I have a huge money spending problem.
I think it goes in hand with my mental illness(s). A few months ago I was dropping at least $70 a week at Target on makeup, clothes and just stupid stuff I already have a ton of. It's the thrill of getting something new, and having money to spend is dangerous to me. I always feel regretful, but try to justify that it was money well spent.
I was doing a really good job and not going to target when I was bored. Then this weekend I had to go with my mom to mall... and it's been downhill since then. It was like a trigger! I worked extra hours during the holidays and i had some extra money, and instead of putting it in my savings like I planned on doing so I didn't go broke again like a few months ago, I spent $200 :'( And now my anxiety has been thru the roof about money, and not even having room for the things I bought! I can sit here and call myself stupid and beat myself up, or I can watch My Little Pony: Friendship Is Magic and draw.

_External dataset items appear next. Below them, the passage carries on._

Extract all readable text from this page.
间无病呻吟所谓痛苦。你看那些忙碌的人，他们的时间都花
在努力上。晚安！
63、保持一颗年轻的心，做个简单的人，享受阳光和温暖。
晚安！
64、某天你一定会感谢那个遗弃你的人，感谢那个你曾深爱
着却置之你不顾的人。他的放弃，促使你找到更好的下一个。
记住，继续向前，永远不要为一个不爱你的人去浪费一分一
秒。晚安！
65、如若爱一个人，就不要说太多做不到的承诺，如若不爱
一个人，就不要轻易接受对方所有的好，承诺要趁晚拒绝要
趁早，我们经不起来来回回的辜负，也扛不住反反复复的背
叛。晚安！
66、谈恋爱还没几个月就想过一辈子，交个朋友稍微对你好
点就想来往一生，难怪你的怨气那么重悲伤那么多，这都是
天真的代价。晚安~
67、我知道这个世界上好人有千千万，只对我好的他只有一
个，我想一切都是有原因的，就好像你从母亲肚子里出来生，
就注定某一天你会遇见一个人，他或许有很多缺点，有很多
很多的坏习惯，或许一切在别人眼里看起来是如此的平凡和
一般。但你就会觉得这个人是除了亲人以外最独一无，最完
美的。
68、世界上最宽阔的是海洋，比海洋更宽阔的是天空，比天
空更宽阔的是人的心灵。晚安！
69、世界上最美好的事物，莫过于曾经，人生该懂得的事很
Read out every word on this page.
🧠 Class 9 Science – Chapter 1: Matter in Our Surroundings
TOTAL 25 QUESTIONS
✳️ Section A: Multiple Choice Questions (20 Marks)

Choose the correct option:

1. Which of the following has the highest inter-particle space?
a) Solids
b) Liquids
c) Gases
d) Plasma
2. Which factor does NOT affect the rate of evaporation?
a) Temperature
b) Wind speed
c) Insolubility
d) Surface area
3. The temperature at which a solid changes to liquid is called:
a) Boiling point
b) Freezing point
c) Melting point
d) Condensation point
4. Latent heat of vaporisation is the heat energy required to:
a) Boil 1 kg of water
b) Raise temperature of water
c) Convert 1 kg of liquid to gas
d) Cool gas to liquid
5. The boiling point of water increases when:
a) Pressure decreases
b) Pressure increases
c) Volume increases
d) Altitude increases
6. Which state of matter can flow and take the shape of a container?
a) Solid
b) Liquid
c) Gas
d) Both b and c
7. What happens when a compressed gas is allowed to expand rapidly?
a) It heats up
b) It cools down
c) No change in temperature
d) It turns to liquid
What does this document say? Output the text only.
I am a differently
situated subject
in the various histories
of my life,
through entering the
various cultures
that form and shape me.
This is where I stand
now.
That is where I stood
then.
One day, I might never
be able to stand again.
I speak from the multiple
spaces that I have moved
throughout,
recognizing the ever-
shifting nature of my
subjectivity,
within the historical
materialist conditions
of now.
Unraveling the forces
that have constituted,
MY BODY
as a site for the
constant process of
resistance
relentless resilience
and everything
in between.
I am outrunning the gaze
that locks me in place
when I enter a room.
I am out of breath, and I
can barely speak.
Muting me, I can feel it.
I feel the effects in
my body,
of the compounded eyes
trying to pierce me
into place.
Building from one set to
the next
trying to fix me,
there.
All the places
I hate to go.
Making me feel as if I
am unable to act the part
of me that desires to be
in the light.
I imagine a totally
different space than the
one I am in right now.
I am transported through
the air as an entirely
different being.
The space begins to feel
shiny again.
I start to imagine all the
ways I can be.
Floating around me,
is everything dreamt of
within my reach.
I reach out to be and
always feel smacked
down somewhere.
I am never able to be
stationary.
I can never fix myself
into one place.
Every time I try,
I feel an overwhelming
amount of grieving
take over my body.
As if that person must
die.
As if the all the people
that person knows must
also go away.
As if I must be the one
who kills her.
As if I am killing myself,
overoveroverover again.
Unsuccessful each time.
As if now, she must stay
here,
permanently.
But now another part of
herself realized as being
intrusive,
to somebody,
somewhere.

I'm really going to try this time to save money. And I need to get a grip on my issues and stop stuffing them. I need help and I think I'm finally ready for it. I'm going to try and accept help when I know I need it.. That's not just my "new years resolution" thats for life. My grandmother has a gambling problem and I'm afraid this has turned into an addiction, or might turn into one if I don't fix it.
If there's anyone out there with the same problems and have any advice or encouragement... I could really use it.